Cholerne emocje. Gdyby nie one, sprawa byłaby o wiele prostsza, zresztą Claudia musiała przyznać królowej jedno: zrzeczenie się człowieczeństwa było najmądrzejszym, co ta mogła zrobić.
Nerwowo zacisnęła dłonie w pięści, wciąż wzburzona i bliska wybuchu szału. Wszystko w niej aż rwało się do tego, żeby rzucić to wszystko w cholerę i po prostu uciec, chociaż czuła, że w ten sposób może się co najwyżej pokrążyć. Amelie już raz dała jej do zrozumienia, co takiego sądzi o samym tylko pomyśle zrezygnowania z planu, który z góry narzuciła swojej podopiecznej. Denerwowanie tej kobiety było niczym prośba o najgorszą z możliwych kar, tym bardziej, że Claudia nie mogła zaprzeczyć, iż była swojej twórczyni coś winna. Przez lata wampirzego życia raz po raz musiała radzić sobie sama, zmieniając miejsce pobytu, tożsamości i imiona, w miarę jak zapędzała się w nieskończoną ucieczkę – zarówno przed samą sobą, jak i przed przeszłością, chociaż ta miała ją prześladować aż po kres wieczności.

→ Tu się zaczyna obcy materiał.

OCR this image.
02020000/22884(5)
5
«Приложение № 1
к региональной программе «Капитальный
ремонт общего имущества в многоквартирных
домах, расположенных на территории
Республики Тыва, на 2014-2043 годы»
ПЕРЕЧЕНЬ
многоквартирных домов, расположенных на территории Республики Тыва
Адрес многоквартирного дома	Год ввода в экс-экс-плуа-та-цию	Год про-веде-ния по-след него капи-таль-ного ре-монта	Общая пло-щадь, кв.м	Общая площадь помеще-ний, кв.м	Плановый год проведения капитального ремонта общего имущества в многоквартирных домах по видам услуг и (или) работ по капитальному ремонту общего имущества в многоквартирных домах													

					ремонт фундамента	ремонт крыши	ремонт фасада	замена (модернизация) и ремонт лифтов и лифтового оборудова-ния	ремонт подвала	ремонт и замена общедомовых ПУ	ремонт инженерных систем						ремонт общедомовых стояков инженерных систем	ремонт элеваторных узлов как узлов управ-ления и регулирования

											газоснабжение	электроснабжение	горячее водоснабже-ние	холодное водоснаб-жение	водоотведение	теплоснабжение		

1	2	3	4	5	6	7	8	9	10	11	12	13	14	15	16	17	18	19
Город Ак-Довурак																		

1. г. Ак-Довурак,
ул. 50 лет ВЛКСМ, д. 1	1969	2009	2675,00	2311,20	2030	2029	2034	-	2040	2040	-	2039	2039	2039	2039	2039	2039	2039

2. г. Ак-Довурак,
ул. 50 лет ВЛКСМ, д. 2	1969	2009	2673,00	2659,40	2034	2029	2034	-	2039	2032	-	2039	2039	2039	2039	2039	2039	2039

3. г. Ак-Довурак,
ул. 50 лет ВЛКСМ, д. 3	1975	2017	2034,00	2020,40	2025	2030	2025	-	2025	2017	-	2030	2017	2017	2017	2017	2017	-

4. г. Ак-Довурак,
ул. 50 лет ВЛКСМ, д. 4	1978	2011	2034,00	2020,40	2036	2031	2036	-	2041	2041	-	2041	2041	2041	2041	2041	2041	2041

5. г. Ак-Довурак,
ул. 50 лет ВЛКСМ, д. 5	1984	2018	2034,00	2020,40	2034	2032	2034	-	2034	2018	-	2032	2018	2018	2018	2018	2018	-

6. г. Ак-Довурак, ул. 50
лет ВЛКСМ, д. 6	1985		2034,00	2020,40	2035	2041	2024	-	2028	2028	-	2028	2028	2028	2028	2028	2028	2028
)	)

Jakkolwiek by nie było, nie czuła się dobrze. W zasadzie to jawiło się jako niedopowiedzenie stulecia, bo ktoś, kto nauczył się na każdym koku wypatrywać potencjalnego niebezpieczeństwa, zdecydowanie nie miał być w stanie ot tak przymusić się do biernego trwania w miejscu. Gdyby miała pewność, że to może się udać, już dawno bez cienia żalu i wątpliwości opuściłaby Niebiańską Rezydencję, znikając dokładnie w ten sam sposób, co wielokrotnie wcześniej – po prostu rozpływając się w powietrzu, by nigdy więcej nie wrócić. Potrzebowała tego, a każdy kolejny dzień zwłoki jedynie podsycał odczuwany nań niepokój. Wiedziała, że traci czas i że wkrótce wydarzy się coś niedobrego, chociaż to wydawało się niedorzeczne. Minęło tyle czasu – całe wieki – podczas których nie popełniła najmniejszego nawet błędu, uciekając już chyba tylko z przyzwyczajenia. Amelie również zapewniała ją o tym, że nic niewłaściwego nie będzie miało miejsca, ale…
Bo przecież zawsze istnieje jakieś „ale”…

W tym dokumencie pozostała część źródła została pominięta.